Purpose : The retinal-pigmented epithelium (RPE) transdifferentiate into myocontractile-like tissue in Proliferative vitreoretinopathy (PVR). In development, among other cell types, the optic cup differentiates into RPE, the neural retina and smooth muscle cells of the pupillary margin. Therefore, during normal development optic cup cells must possess an epigenetic landscape whereby epithelial, neural and myogenic programs are accessible, after which, changes in the epigenetic landscape are made to prevent activating these programs aberrantly. Since RPE transition towards a myogenic lineage in PVR, these programs are reactivated, indicating they are not irreversibly repressed, but likely poised. For this reason, understanding how the epigenetic landscape changes in the developing optic cup may provide insight into how RPE contribute to PVR. We hypothesize that RPE in PVR follow the programs that allow for neuroectoderm-to smooth muscle transition during development.

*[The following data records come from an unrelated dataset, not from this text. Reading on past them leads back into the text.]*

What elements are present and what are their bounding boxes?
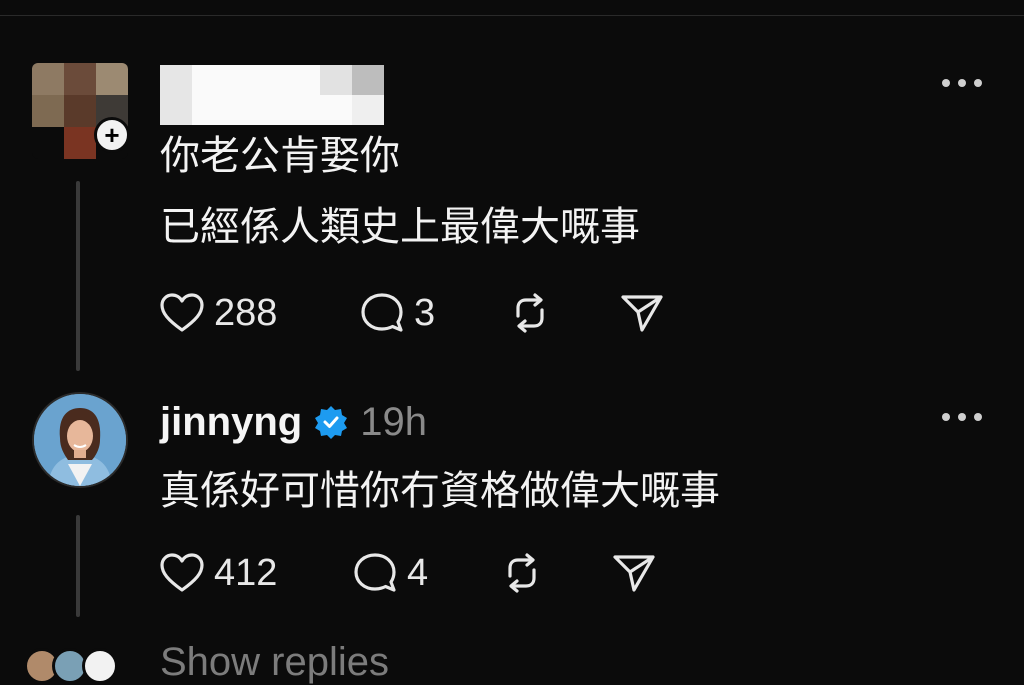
comment-2: jinnyng 19h 真係好可惜你冇資格做偉大嘅事 412 4 bbox=[0, 390, 1024, 630]
like-count: 288 bbox=[214, 291, 278, 334]
repost-button[interactable] bbox=[508, 290, 552, 336]
more-options-button[interactable] bbox=[942, 73, 982, 93]
thread-line bbox=[76, 181, 80, 371]
comment-icon bbox=[354, 553, 396, 592]
top-divider bbox=[0, 15, 1024, 16]
like-button[interactable]: 412 bbox=[160, 550, 277, 596]
reply-count: 3 bbox=[414, 291, 436, 334]
action-bar: 288 3 bbox=[160, 290, 720, 336]
verified-badge-icon bbox=[315, 406, 348, 439]
like-button[interactable]: 288 bbox=[160, 290, 277, 336]
more-icon bbox=[942, 413, 950, 421]
like-count: 412 bbox=[214, 551, 278, 594]
more-options-button[interactable] bbox=[942, 407, 982, 427]
comment-text-line: 你老公肯娶你 bbox=[160, 134, 400, 178]
username-redacted bbox=[160, 65, 384, 125]
share-button[interactable] bbox=[612, 550, 656, 596]
share-icon bbox=[613, 555, 655, 592]
comment-header: jinnyng 19h bbox=[160, 394, 427, 450]
action-bar: 412 4 bbox=[160, 550, 720, 596]
show-replies-link[interactable]: Show replies bbox=[160, 640, 389, 685]
thread-line bbox=[76, 515, 80, 617]
reply-button[interactable]: 4 bbox=[353, 550, 428, 596]
heart-icon bbox=[160, 293, 204, 332]
share-icon bbox=[621, 295, 663, 332]
repost-icon bbox=[516, 293, 544, 333]
reply-avatar bbox=[82, 648, 118, 684]
show-replies-row[interactable]: Show replies bbox=[0, 630, 1024, 684]
comment-icon bbox=[361, 293, 403, 332]
comment-1: + 你老公肯娶你 已經係人類史上最偉大嘅事 288 3 bbox=[0, 55, 1024, 385]
repost-icon bbox=[508, 553, 536, 593]
more-icon bbox=[942, 79, 950, 87]
repost-button[interactable] bbox=[500, 550, 544, 596]
username[interactable]: jinnyng bbox=[160, 400, 302, 445]
avatar-photo bbox=[34, 394, 126, 486]
comment-text-line: 已經係人類史上最偉大嘅事 bbox=[160, 205, 640, 249]
avatar-jinnyng[interactable] bbox=[32, 392, 128, 488]
reply-count: 4 bbox=[407, 551, 429, 594]
timestamp: 19h bbox=[360, 399, 427, 444]
heart-icon bbox=[160, 553, 204, 592]
reply-button[interactable]: 3 bbox=[360, 290, 435, 336]
comment-text: 真係好可惜你冇資格做偉大嘅事 bbox=[160, 469, 720, 513]
follow-plus-icon[interactable]: + bbox=[94, 117, 130, 153]
share-button[interactable] bbox=[620, 290, 664, 336]
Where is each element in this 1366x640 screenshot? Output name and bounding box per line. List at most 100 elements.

Methods : To understand neuroectoderm plasticity, we differentiated hESCs into previously identified Self-Formed Ectodermal Autonomous Multi-zone of ocular cells (SEAM) structures. We examined whether iris muscle cells developed by qPCR, immunohistochemistry, and phase contrast imaging. We fixed the structures as well as isolated RNA after 3 to 5 weeks of differentiation.

Results : After 30 days of differentiation we evaluated the presence of muscle cells proximal to optic cup lineages. We identified specific lineages in which high PAX6 levels and αSMA are co-localized, suggesting regions of iris muscle development not previously described. These regions often reside near optic cup-derived tissues, resembling iris muscle development from the optic cup lip in embryogenesis. We are now examining the epigenetic changes occurring during iris muscle development.

Conclusions : We have identified a αSMA positive cell population within SEAM organoids, localized at the predicted iris specification region in the optic cup. Further studies will explore iris muscle fate specification and activation of the muscle program alongside RPE muscle cell program suppression. Understanding the players that allow neuroectoderm transition into muscle tissue may also elucidate pathways involved in PVR, which may lead to the discovery of novel therapeutic targets.

This is an abstract that was submitted for the 2018 ARVO Annual Meeting, held in Honolulu, Hawaii, April 29 - May 3, 2018.